Cornwell inserts a lot about Elizabethan life, explaining all sorts of things to those of you who weren't paying attention in my 8th-grade classes Back in the Day. So ... you can read this without feeling ... deprived. He also inserts some sly allusions here and there to other Bard plays. For example, in a scene that deals a bit about an early Dream rehearsal, the narrator tells us that Puck "fled off through the right-hand door as if pursued by a bear" (253)--this, of course, a reference to what is probably the most famous stage direction in history, from the Bard's A Winter's Tale: "Exit, pursued by a bear." There are quite a few others.

I really enjoyed this novel--light and fun and literate.

3. We were set to go see Black Panther this weekend ... didn't make it ... maybe next?

4. Our neighborhood woodpecker is back for spring training. I have heard his cephalic jackhammering on nearby trees--and neighbors' houses. Soon, we know, he will move to ours, and we, again, will have to Take Action! (We have a fake owl we put on the roof; it ... dissuades him.)

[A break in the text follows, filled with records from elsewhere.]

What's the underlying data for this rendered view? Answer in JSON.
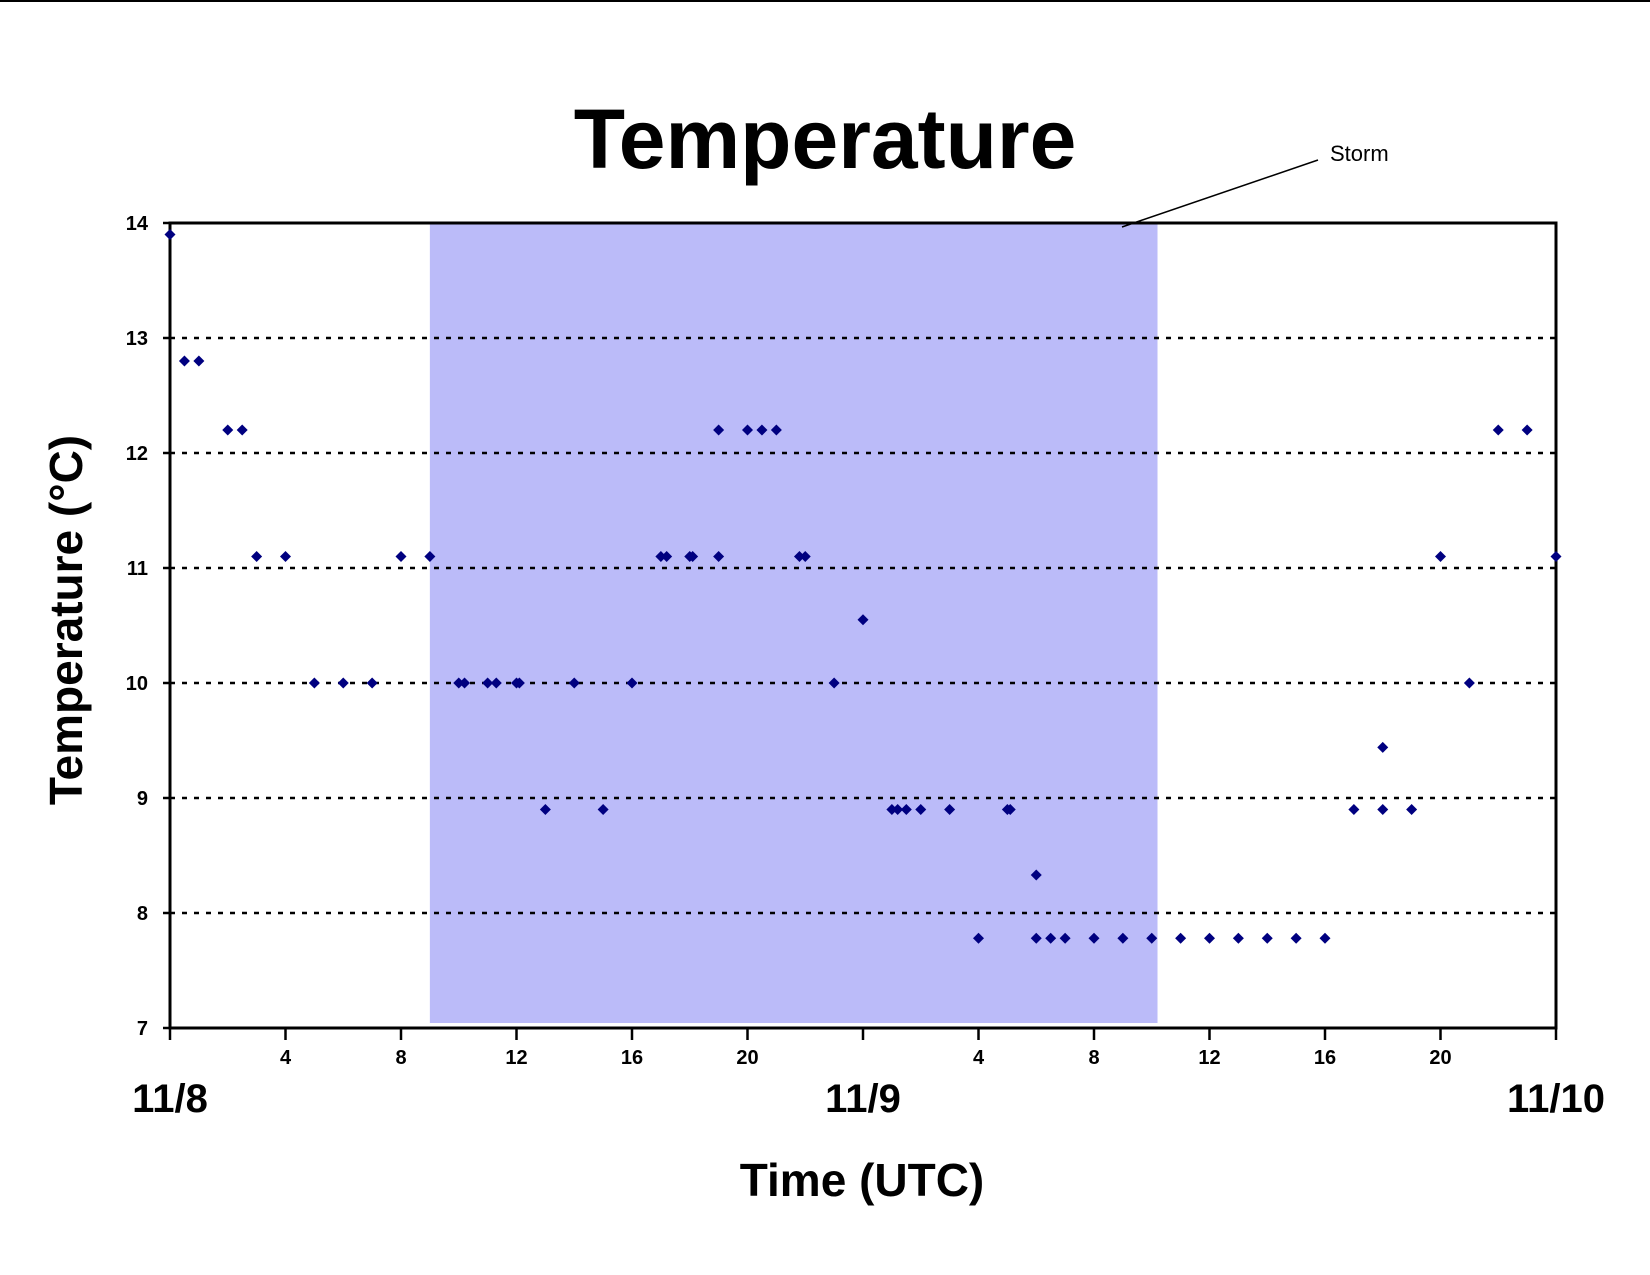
{
  "chart_data": {
    "type": "scatter",
    "title": "Temperature",
    "xlabel": "Time (UTC)",
    "ylabel": "Temperature (°C)",
    "ylim": [
      7,
      14
    ],
    "xlim": [
      0,
      48
    ],
    "y_ticks": [
      "7",
      "8",
      "9",
      "10",
      "11",
      "12",
      "13",
      "14"
    ],
    "x_hour_ticks": [
      {
        "x": 4,
        "label": "4"
      },
      {
        "x": 8,
        "label": "8"
      },
      {
        "x": 12,
        "label": "12"
      },
      {
        "x": 16,
        "label": "16"
      },
      {
        "x": 20,
        "label": "20"
      },
      {
        "x": 28,
        "label": "4"
      },
      {
        "x": 32,
        "label": "8"
      },
      {
        "x": 36,
        "label": "12"
      },
      {
        "x": 40,
        "label": "16"
      },
      {
        "x": 44,
        "label": "20"
      }
    ],
    "x_date_labels": [
      {
        "x": 0,
        "label": "11/8"
      },
      {
        "x": 24,
        "label": "11/9"
      },
      {
        "x": 48,
        "label": "11/10"
      }
    ],
    "grid": "horizontal dotted",
    "marker_color": "#000080",
    "shaded_region": {
      "x_start": 9,
      "x_end": 34.2,
      "color": "#bbbbf9",
      "label": "Storm"
    },
    "annotation": {
      "text": "Storm"
    },
    "series": [
      {
        "x": [
          0,
          0.5,
          1,
          2,
          2.5,
          3,
          4,
          5,
          6,
          7,
          8,
          9,
          10,
          10.2,
          11,
          11.3,
          12,
          12.1,
          13,
          14,
          15,
          16,
          17,
          17.2,
          18,
          18.1,
          19,
          19,
          20,
          20.5,
          21,
          21.8,
          22,
          23,
          24,
          25,
          25.2,
          25.5,
          26,
          27,
          29,
          29.1,
          30,
          30,
          30.5,
          31,
          32,
          33,
          34,
          35,
          36,
          37,
          38,
          39,
          40,
          41,
          42,
          42,
          43,
          44,
          45,
          46,
          47,
          48
        ],
        "y": [
          13.9,
          12.8,
          12.8,
          12.2,
          12.2,
          11.1,
          11.1,
          10,
          10,
          10,
          11.1,
          11.1,
          10,
          10,
          10,
          10,
          10,
          10,
          8.9,
          10,
          8.9,
          10,
          11.1,
          11.1,
          11.1,
          11.1,
          12.2,
          11.1,
          12.2,
          12.2,
          12.2,
          11.1,
          11.1,
          10,
          10.55,
          8.9,
          8.9,
          8.9,
          8.9,
          8.9,
          8.9,
          8.9,
          8.33,
          7.78,
          7.78,
          7.78,
          7.78,
          7.78,
          7.78,
          7.78,
          7.78,
          7.78,
          7.78,
          7.78,
          7.78,
          8.9,
          9.44,
          8.9,
          8.9,
          11.1,
          10,
          12.2,
          12.2,
          11.1
        ]
      }
    ],
    "extra_points": [
      {
        "x": 28,
        "y": 7.78
      }
    ]
  }
}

5. Final Word: A word I liked this week from one of my various online word-of-the-day services:

     - from dictionary.com

ergophobia [ur-guh-FOH-bee-uh]
noun
1. an abnormal fear of work; an aversion to work.
QUOTES
He was examined by Dr. Wilson, who diagnosed the disease which had attacked him as ergophobia, (fear of work.)
-- , "Bad Case of Ergophobia," New York Times, October 13, 1907
ORIGIN
Ergophobia, “abnormal fear of or aversion to work,” is formed from two Greek nouns commonly used to form words in English: érgon “work” and the combining form -phobía “fear.” Greek dialects preserve the original form wérgon, which comes directly from Proto-Indo-European wérgom, the source of Germanic werkam (English work). The combining form -phobía is a derivative of phóbos “flight, fear, panic fear,” from Proto-Indo-European bhógwos, a derivative of the root bhegw- “to run,” which appears in Slavic (Polish) biegać “to run.” Ergophobia entered English in the early 20th century.